More Options on Provisionals?
A Possible USPTO Pilot
Having more options on things has pluses and minuses. When it comes to patent filing strategies we could make some pretty good arguments that fewer options is a good thing because it makes decision making easier. But I would argue the opposite - there are so many different scenarios that clients have when filing for a particular invention that it is good to have multiple options depending on your particular scenario. And if you are busy running your business and do not have time to keep all of the options in your head - let your friendly patent practitioner do that for you.
So What Are We Talking About Here?
Commissioner Kappos of the USPTO is proposing a pilot program on provisional applications that would in effect add another option to provisionals by allowing the addition of another 12 months to the life of a provisional application - if you would want that. Small firms and independent inventors have used provisional patent applications for various purposes — to test the marketplace, attempt to gain financial backing, secure licensing agreements, and to further their product development. The extra 12 months before filing a non-provisional or PCT application sometimes allows them to answer those questions.
But not always. Many independent inventors have complained that they could use an additional time period because 12 months is frequently not enough time to "figure it all out". The commissioner's pilot program is designed to effectively extend that to 24 months. Now it is important to understand that the time period of a provisional is a matter of law - and only Congress can change that. But the Patent Office does have some leeway with its practice rules and have come up with a "way". The approach is to make a simple change in "missing parts" practice.

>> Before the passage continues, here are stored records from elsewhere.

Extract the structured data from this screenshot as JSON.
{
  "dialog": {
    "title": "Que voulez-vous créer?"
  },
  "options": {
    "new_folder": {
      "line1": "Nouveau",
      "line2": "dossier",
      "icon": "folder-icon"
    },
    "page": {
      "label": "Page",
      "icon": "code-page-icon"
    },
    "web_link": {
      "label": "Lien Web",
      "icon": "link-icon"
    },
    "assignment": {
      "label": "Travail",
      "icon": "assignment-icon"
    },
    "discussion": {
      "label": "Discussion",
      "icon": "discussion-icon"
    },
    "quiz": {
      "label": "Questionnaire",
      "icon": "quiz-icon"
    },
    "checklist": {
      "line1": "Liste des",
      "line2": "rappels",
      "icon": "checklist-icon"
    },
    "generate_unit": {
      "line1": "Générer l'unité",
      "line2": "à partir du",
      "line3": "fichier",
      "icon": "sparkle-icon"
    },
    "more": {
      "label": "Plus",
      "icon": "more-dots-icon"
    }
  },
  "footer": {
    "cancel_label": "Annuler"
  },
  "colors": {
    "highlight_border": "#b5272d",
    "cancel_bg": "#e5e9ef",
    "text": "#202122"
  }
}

You may not be aware that in current practice before the patent office an applicant sometimes may get a "Notice of Missing Parts" immediately after filing a non-provisional patent when something is missing such as the full filing fees. The applicant then has two months to rectify the missing part. Under this pilot an applicant filing a non-provisional within 12 months of an original provisional could file it and pay only the basic non-provisional filing fee (small entity fee = $165). The search fee ($270) and examination fee ($110) would then be "missing". But under the pilot the applicant could, in the filing, formally request a delay in payment of the search and examination fees for and additional 12 months. There would be a penalty fee for delaying to pay, but that will be fairly affordable (~$65). All other application related expenses are delayed an additional 12 months.

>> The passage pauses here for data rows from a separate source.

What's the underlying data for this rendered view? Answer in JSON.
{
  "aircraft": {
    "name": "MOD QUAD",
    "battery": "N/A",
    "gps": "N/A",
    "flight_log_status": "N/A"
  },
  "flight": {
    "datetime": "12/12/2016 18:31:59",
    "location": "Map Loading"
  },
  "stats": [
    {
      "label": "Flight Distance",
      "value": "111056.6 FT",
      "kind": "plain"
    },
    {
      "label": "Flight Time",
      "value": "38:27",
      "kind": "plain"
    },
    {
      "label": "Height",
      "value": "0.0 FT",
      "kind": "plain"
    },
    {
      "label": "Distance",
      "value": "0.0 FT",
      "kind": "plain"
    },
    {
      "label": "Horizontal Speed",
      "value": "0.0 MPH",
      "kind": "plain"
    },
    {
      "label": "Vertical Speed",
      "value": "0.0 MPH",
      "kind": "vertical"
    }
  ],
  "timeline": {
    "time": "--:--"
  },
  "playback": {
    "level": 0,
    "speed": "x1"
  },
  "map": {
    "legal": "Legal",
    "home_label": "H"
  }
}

At the end of the 24 month period, the applicant can file additional claims and other disclosures by way of a preliminary amendment.
So What's the Big Deal?
Frankly - for many applicants there is nothing useful here. If you seldom use provisionals now, because you see no value in using them, or if and have a more than adequate budget for filing non-provisionals exclusively then don't bother to read any further. But in my practice which is exclusively focussed on small companies and independent inventors the extra time and the ability to defray costs before deciding this approach might be of interest.

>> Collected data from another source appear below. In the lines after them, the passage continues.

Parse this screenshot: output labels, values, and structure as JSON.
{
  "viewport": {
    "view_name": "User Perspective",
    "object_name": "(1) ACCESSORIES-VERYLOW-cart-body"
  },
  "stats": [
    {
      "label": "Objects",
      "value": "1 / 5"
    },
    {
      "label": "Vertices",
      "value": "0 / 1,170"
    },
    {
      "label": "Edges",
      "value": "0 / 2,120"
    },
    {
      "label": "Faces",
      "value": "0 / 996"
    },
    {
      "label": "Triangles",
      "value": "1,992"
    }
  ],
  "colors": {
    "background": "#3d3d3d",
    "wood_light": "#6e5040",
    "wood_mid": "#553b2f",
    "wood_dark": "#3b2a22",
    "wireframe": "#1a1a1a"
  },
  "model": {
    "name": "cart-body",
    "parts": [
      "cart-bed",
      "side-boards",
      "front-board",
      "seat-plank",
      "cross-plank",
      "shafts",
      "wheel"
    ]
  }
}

Very Important Disclaimers
Everything I have said before in my newsletters and on The Business of Patents website about provisionals still holds and is critically important. As you are probably aware I am not a fan of "skimpy" provisionals. The non-provisional application disclosure requirements would have to be met in order to receive a filing date and enter the 12-month extension period. That means that both the provisional and non-provisional application for which a 12-month extension is requested would have to have a written description that clearly describes the invention so that someone with ordinary skill in the same technology can make and use the invention. And the non-provisional must be complete with respect to all other requirements (claims, etc.) The applicant/inventor would then also pay the filing fee, but not the search and examination fees. The USPTO would then respond with a Notice of Missing Parts, allowing 12 months to pay the search and examination fees.
Other Important Issues
The pilot program would not change the requirement that an applicant must file the non-provisional application, foreign, or PCT application within 12 months of the filing date of a provisional application. If they are filed after the 12 months of the provisional they lose the priority date of the provisional.
Also, importantly, this pilot applies to U.S. filings. If you are planning foreign filings, either direct or through a PCT filing, that must be done before the original 12 months after the provisional filing date. Thus many of my clients, who do a lot of foreign filings and have migrated to a filing strategy of filing 1) provisionally, then 2) filing a PCT for later entry to both foreign and US filings, would not benefit from this approach.
Should You Use It?
Us of this 24 month provisional approach is highly situation specific. And I have not covered every possible issue. But if you file only in the U.S. and see a need to extend your decision making on pursuing your non-provisional filings you might want to give it some consideration when the pilot program comes available. Be sure to discuss it thoroughly with your patent practitioner.
In future newsletters we will delve into many other aspects of patents and patent law that might be useful for you to know. Patent law is not rocket science - but it is not always intuitive either.